I’ve done the New York City Halloween parade too many times to count- I’ve walked in some part of the parade, and worked as a volunteer parade marshal. What does a parade marshal do? They help corral the onlookers along the route of the parade.
This year the plan was to walk in the Halloween parade again, but we got a late start due to some intense makeup prep. I’ve never done such elaborate face makeup, but this seemed like the year to do it.
So instead we just decided to go to the heart of it all- the Village to see what was going on. This was something a bit different because I’ve usually watched or walked in the Halloween parade, never just wandered about in the streets with people out for the night. When we got there, there were tons of people milling about in the streets dressed in costume. You know what that means- tons of photo ops!
It was such a fun, festive atmosphere. As we wandered about the streets, strangers approached us asking to take photos of us, and we obliged of course. It was the ultimate compliment, to know that people were so impressed by our costumes that they wanted to capture it.
There were so many amazing costumes that we started approaching others in costume, asking them if we could pose with them for a photo. Everyone we approached was so receptive and there was this instant sense of camaraderie among all of us the “costumed.” There was a mutual admiration for each other’s costumes, playful hamming it up for the camera, and fist bumps, hand clasps, and high fives. We were essentially posing alongside these complete strangers, with whom we were having such fun. I thought to myself I have no idea who these people really are under all the makeup, masks and costumes. But does it really matter? People are people.
This was in stark contrast to all of grim hate crimes that had swept the nation just a week before- the pipe bombs that were mailed to several prominent politicians and media figures, two African Americans shot at a Kentucky Kroger store, and the shooting at a Pittsburgh synagogue which left 11 dead- all of which happened in 72 hours.
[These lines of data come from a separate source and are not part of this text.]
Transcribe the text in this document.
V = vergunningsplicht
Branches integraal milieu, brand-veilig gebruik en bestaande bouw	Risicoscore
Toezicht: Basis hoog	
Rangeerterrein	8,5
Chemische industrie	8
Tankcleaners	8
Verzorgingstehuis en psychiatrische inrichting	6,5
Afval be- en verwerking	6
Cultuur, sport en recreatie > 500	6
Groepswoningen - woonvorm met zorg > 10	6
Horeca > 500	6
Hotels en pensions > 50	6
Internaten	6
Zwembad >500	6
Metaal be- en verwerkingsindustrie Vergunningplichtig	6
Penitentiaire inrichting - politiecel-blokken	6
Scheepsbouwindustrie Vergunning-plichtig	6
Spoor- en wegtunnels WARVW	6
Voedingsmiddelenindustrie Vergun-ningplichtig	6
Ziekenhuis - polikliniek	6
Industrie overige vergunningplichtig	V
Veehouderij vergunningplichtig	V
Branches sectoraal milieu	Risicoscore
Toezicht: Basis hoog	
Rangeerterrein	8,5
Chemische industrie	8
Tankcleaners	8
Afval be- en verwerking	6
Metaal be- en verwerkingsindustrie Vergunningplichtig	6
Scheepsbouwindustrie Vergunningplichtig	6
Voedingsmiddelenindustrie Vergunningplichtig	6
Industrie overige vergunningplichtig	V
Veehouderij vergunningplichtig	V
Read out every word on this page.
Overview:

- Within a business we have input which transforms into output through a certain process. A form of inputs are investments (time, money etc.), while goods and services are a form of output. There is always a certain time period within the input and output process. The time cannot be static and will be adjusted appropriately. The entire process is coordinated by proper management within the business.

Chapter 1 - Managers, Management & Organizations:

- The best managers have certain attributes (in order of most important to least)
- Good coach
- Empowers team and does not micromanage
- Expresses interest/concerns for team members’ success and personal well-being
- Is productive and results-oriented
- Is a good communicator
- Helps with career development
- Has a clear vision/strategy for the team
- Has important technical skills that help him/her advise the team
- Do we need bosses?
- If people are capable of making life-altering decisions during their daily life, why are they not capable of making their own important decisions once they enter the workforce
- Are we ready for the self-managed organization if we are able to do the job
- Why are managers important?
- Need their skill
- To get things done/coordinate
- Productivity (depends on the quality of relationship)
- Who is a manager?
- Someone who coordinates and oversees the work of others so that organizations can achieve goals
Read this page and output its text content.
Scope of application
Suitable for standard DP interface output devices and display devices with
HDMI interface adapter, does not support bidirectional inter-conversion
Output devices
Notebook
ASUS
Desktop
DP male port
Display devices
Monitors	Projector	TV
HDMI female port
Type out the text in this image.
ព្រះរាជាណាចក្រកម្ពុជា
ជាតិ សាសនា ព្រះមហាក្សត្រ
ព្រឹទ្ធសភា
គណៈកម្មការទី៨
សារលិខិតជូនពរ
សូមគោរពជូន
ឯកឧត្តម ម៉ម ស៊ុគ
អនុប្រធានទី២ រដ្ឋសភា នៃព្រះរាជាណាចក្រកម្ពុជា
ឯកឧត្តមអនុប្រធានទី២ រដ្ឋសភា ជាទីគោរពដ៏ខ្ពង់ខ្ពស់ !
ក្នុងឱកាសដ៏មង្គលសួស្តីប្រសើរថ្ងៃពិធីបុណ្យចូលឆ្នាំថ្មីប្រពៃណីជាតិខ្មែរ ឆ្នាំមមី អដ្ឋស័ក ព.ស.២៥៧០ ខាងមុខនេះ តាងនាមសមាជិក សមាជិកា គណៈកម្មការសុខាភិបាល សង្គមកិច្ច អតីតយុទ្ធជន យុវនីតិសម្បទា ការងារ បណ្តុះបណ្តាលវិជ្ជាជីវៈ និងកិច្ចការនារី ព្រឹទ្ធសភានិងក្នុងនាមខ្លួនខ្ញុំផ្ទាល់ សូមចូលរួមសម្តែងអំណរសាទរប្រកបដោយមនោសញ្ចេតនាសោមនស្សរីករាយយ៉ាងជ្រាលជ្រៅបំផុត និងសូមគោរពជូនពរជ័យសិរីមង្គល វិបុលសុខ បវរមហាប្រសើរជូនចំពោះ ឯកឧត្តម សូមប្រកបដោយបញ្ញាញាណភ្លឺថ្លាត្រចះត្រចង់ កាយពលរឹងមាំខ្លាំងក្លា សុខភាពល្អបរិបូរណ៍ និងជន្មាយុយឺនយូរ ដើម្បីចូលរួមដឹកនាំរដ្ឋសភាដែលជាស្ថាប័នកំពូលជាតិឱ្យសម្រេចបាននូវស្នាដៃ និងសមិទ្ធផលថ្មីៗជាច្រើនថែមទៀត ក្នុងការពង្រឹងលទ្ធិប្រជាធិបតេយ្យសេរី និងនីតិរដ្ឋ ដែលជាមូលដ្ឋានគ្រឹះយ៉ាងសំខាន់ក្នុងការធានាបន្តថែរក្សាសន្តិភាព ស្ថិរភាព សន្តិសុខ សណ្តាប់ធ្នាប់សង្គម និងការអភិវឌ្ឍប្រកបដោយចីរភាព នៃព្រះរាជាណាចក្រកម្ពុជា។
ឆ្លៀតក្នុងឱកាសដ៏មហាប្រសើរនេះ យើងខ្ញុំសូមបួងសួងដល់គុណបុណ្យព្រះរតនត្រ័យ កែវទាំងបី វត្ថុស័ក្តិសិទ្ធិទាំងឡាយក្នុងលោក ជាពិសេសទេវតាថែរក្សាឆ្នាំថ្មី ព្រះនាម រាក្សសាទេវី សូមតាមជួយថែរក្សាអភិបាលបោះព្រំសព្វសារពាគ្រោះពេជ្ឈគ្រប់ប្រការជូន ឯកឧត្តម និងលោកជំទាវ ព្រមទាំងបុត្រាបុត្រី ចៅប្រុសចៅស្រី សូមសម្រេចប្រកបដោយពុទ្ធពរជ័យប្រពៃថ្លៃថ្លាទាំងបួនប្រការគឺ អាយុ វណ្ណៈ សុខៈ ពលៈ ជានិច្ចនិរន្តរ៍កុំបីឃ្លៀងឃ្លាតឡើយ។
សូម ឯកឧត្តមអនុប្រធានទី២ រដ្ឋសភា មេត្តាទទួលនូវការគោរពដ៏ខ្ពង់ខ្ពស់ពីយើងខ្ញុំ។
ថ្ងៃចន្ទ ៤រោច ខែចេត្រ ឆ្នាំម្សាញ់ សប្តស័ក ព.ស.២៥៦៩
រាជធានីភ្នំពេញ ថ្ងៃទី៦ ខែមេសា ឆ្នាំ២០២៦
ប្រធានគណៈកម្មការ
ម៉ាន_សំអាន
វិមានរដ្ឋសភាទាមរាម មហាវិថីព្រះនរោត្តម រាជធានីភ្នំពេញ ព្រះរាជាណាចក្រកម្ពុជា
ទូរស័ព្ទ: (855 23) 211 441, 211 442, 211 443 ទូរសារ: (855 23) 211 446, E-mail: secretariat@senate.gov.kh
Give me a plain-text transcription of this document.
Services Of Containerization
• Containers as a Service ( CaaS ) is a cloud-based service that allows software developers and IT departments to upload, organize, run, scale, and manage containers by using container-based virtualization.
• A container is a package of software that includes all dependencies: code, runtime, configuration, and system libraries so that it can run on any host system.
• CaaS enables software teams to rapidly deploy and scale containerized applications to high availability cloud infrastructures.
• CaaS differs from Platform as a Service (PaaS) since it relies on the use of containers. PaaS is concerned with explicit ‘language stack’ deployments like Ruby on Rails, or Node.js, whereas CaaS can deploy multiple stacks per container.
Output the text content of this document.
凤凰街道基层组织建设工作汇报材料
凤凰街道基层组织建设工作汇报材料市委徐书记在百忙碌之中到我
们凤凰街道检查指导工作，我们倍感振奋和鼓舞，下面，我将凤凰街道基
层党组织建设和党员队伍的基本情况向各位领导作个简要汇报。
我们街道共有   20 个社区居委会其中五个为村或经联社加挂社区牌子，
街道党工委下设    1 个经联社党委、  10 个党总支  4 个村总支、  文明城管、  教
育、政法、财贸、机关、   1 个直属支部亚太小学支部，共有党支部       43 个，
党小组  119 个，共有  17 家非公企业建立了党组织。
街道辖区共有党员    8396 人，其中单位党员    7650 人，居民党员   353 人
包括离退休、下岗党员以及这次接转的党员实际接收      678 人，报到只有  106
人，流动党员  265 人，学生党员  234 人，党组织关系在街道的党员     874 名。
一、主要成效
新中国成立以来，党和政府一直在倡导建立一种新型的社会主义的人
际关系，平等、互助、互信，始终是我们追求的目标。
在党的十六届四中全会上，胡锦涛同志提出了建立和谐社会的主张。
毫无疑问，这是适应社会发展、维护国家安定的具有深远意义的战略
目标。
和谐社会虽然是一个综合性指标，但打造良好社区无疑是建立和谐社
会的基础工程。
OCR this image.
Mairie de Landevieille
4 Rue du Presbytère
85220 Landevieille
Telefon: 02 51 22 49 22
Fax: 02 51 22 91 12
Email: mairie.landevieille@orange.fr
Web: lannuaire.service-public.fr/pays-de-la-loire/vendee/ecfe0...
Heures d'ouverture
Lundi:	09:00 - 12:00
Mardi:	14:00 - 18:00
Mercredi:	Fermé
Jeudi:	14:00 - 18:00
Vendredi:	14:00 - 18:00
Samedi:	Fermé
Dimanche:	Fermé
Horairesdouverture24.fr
These incidents had all been sobering, unsettling reminders that no one is safe and that tremendous hate exists in this world.
There I was at the Halloween parade experiencing just the opposite, wishing that if only people could be more color-blind, loving and tolerant toward each other- the way that people were interacting at the parade.
It actually restored my faith in people. I want to believe that there are good people in the world and that we can combat hate one by one on an individual basis. I believe that the best way to prevent hate and divisiveness is to start with your local community and to seek out those who have a vastly different background from you. Hate of a certain group of people could be viewed as a type of fear of the other we do not know or understand. By interacting directly with others, we come to identify with and to relate to them. It is my hope that we all take the time to do this and to focus on our common humanity and how we can all co-exist rather than fight for the self-interest of one narrowly defined group.